最近、キャッシングとローンは同じ様な意味で使われていますが、元々は意味が違いました。元々キャッシングとは、何かの事情で一時的に資金が不足した時に一括返済を前提として小口資金を借りることを意味しました。
日本のクレジットカードの歴史を見てみますと、1960年に丸井が出した1回限りのクレジットカードが最初とされています。それまで丸井では割賦や月賦と呼んでいた販売形態を、クレジットと称したのが最初でした。その後、時を移さず丸井カードにキャッシング機能が付帯されました。最初のキャッシング枠は非常に少額でしたが、若いサラリーマンにとって給料前の金欠病には持って来いの対策で話題になりました。カードでキャッシングして、次のカード代金引き落とし日に一括返済するというパターンで、資金使途も自由だったからです。しかも、キャッシングという言葉の響きは、借金という暗いイメージとは別物でした。
一方ローンとはある程度まとまった資金を銀行等から長期的に借入て、毎月一定額を決められた日に返済するものです。
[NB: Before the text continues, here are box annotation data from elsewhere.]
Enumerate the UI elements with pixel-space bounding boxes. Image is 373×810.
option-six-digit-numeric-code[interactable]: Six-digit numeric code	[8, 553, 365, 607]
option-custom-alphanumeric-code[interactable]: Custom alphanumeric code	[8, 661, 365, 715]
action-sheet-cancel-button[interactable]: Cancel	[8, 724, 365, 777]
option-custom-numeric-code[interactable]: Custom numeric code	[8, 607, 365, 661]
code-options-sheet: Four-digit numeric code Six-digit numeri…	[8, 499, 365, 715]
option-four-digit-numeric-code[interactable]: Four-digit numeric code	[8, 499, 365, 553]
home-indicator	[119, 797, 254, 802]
そして、住宅ローンや自動車ローンや教育ローンの様に、資金使途は明確に決められています。ところが、この銀行ローンに銀行カードローンが登場して事情が変わってきました。銀行カードローンは資金使途が自由で、一括返済も長期分割返済もできるような仕組みになったからです。
現在では、キャッシングローンという言い方も登場して、益々、キャッシングとローンの違いは無くなっています。クレジットカードでキャッシングしてリボルビング払いを選択すれば、分割返済もできるからです。また、分割返済が前提の銀行カードローンも一括返済ができるからです。いずれにしても、手軽にクレジットカードや銀行カードを作れる時代になりましたが、10年国債の利率が年率1%前後の超低金利デフレ時代に於いて、キャッシングやカードローン金利は非常に高いということは言うまでもありませんし、金融機関にとっては最も利益率の高い商品であることも事実なのです。